Thursday, March 8, 2007

OK then, I guess it does work!!!
 
Susie, you write well, and your descriptions are exactly as I remember them as well.  Grandma's curlers, Grandpa's crosswords in the front room.  All of that is spot-on.
 
It's funny, I remember as a small kid, being afraid of Grandpa!!  Not like terrified, but nervous and intimidated.  He never gave me reason to be, but he was so quiet, and quiet is intimidating to a kid.  He talked to me, but his smiles seemed to be few and far between, which is also intimidating to a small child.  Of course he made the pancakes, and I loved visiting, but still, if I was in a room alone with grandpa, I was immensely uneasy.
 
I mention that so I can mention the Grandpa I came to know.  Later in life, he mellowed alot, and became so much more approachable.  He became conversational, and open.  To me, it seemed he smiled more and he wasn't such an enigma.  I began to understand him and then appreciate, then respect, and then held him in the absolute highest esteem.  To where I was proude of my middle namesake, "Paul."  I was proud of where that name had come from.  I wrote him a letter several years ago, so he knew all of this.  I'm glad now that I did.  I wanted him to know that I wanted to grow up like him and my Dad, and to age and mature like he did.  I loved him immensely.  I knew he loved me in the way that grandparents love their grandkids, but I didn't know he felt so much the same way about me as I did him.  Turns out, he kept that letter till the day he died.  I'm honored by that.  I'm honored to have his name, and if someday I'm ever somehow blessed with a son of my own, he will have that name too.
 
As for Betty, (In recent years, I never called her Grandma anymore.

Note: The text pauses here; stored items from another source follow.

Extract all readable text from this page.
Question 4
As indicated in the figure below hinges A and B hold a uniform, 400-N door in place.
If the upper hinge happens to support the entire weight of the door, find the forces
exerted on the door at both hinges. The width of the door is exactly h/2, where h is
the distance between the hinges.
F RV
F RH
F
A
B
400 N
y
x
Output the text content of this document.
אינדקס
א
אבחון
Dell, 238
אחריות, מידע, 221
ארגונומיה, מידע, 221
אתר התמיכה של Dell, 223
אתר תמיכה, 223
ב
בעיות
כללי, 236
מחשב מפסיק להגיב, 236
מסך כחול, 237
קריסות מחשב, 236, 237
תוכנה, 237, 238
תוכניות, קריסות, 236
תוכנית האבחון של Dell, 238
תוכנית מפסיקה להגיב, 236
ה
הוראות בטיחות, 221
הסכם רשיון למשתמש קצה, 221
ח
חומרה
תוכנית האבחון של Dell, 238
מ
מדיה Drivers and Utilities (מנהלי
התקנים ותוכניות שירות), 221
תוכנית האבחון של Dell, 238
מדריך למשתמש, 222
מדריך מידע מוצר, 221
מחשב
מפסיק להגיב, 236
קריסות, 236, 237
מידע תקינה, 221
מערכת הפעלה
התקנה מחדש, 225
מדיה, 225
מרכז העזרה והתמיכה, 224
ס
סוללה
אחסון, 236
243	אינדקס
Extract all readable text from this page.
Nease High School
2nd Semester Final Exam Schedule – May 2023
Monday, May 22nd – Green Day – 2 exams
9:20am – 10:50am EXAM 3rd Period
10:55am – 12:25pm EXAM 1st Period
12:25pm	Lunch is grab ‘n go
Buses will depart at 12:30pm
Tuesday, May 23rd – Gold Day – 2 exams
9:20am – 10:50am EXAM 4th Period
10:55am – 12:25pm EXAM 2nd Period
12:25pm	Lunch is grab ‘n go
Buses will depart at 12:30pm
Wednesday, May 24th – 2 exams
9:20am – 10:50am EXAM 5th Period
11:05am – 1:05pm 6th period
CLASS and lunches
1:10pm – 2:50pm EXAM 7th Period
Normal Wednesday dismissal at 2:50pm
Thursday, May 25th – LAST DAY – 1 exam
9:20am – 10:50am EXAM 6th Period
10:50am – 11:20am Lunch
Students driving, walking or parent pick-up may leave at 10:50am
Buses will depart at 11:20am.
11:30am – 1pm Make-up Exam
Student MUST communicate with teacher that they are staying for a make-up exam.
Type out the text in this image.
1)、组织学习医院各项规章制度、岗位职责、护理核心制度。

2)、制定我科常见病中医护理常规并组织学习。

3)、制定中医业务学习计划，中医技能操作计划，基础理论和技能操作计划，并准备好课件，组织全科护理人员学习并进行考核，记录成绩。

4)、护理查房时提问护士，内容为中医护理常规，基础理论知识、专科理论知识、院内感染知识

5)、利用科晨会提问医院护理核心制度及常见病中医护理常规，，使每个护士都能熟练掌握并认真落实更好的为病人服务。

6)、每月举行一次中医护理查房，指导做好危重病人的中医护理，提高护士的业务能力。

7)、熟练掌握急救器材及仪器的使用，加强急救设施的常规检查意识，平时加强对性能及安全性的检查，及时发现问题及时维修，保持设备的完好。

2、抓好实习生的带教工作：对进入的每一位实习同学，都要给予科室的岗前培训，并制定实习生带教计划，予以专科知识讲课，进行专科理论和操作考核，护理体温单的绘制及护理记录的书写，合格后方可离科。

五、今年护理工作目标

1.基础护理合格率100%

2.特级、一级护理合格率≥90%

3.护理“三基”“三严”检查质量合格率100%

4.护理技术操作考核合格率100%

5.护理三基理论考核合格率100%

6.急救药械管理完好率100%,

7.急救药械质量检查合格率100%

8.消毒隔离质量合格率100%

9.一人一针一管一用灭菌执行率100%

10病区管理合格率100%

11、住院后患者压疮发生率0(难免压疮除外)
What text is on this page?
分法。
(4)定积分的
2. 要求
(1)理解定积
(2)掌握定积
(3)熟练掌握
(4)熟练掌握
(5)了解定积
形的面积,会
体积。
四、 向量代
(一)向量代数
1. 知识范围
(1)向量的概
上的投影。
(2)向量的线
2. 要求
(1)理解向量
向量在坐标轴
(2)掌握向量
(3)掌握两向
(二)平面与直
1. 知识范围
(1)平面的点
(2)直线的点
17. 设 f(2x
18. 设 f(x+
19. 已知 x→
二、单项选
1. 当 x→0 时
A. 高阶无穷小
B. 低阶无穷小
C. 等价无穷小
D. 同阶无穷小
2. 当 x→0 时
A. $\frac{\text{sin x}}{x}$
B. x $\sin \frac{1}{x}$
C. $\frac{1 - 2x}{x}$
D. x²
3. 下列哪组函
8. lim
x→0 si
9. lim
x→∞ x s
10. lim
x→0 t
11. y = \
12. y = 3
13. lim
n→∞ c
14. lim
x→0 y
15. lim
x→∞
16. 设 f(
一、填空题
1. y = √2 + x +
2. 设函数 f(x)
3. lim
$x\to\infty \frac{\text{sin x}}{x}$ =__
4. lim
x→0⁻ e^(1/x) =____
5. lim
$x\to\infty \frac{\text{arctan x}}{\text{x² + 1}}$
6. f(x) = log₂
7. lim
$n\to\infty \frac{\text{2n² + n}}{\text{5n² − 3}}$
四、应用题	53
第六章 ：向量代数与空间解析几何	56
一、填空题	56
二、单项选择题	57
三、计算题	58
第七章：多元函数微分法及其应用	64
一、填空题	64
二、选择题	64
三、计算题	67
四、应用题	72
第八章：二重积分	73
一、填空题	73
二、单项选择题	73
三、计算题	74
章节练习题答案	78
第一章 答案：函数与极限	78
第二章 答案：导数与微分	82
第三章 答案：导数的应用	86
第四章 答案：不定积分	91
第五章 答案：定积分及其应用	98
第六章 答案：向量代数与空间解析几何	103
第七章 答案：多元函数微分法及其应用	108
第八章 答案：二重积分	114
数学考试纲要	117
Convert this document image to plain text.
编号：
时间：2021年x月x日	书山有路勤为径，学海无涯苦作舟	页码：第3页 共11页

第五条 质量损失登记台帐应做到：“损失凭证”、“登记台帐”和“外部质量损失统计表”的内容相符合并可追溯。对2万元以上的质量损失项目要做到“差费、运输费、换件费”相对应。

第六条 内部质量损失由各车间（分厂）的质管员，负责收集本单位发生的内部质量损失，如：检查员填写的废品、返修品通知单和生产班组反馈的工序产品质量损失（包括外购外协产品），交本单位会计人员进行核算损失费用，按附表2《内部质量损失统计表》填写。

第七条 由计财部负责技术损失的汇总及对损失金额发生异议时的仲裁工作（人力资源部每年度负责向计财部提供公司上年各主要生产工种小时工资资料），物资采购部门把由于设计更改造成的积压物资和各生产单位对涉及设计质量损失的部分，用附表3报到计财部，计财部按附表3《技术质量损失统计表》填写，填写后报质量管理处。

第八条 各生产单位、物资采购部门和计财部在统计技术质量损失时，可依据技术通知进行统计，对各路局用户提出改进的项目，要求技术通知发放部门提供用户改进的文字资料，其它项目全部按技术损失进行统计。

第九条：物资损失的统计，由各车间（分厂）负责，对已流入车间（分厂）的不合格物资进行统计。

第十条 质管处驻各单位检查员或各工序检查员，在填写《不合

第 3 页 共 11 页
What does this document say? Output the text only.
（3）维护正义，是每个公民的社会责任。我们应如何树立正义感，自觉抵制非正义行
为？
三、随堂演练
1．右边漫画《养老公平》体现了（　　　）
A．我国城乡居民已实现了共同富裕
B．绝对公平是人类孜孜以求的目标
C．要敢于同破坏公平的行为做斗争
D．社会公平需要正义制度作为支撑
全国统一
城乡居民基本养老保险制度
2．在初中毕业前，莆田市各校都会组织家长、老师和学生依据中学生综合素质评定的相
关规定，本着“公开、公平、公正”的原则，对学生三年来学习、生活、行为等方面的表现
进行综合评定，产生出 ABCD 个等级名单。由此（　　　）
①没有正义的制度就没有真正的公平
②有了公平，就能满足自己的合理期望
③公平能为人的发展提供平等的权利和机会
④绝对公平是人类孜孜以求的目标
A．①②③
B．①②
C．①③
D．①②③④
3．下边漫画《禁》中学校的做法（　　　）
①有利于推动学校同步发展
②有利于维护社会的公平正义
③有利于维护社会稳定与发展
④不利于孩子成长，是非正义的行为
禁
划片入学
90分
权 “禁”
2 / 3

She started signing her emails as "Gran," but I never called her that, and she always respdonded to "Betty.") what a little angel!  She'd let me raid the pantry for Sprites, and allow me to decimate those tins of cookies she made every Christmas.  And the cherry pies.  We always joked that she didn't make them for dad, but for me.  I never liked cherry pie, except hers.  I still don't.  My most favorite thing was to make her laugh, and it was so damn easy!  She laughed at everything.  I didn't care why, I just cared that she was laughing, and that meant she was happy, and I was the one making her feel that way.  I know she had some troubles at the end, but I could still make her laugh on the phone.  I'd call them sometimes for no other reason than to make her laugh.  (And to field Grandpa's latest engineering question about my job, because he always had a new one to ask me.)  She never liked me being so big, but I liked being big around her.  I liked being gentle with her.  When I hugged her or just walked by her in the kitchen.  I knew I'd knock her over if I walked by too fast and bumped her.  I was always so, so careful around her.  And the best was when she let me carry her!  They visited out here with my Mom and Dad a couple of summers ago.  We went on a hike.  On the way back I knew she was tired, and we had a ways to go.  I jokingly asked if she wanted me to carry her, fully expecting her to laugh and reject.  But she said, "OK, get over here."  I was floored!!  But I held up my end, and carried her all the way back to the truck.  She was still looking around and listening to birds.  She enjoyed it!  That made me feel really big around her, and I liked that.
 
Two great people.  I miss them.  But I'm so happy for them as well.  They lived their entire lives for where they're at now.   Whatever plane of existence and whatever conciousness they enjoy that we can't hope to understand, it's what they prepared for for 80 years.  And therein lies the blessing, and the good that comes.   All of this has fortified and bolstered my faith in ways nothing else could.  God was so present in all of this, and we've talked about this already, but it still rings true.  I'm so thankful for  them starting me on my faith (by starting Dad on his).  This has had a profound effect on me...and other than missing them to no end, it's all been a positive effect!  Seeing how they lived, how they prepared, and even how they died has made me proud, honored, and even more at peace with my mortality and the frailty of life.
 
Look at the Catholic family they've established.  This was their whole mission in life.  Mission accomplished.  What more could be expected of two tremendous people of God?  We honor them by exercising that faith and embracing their legacy.
 
Jeff 

1 comment:

Susie B. said...

If it makes you feel any better, I was afraid of Dad, too! For a long time--until I got out of college. But then, like you, I grew to know, love and respect him.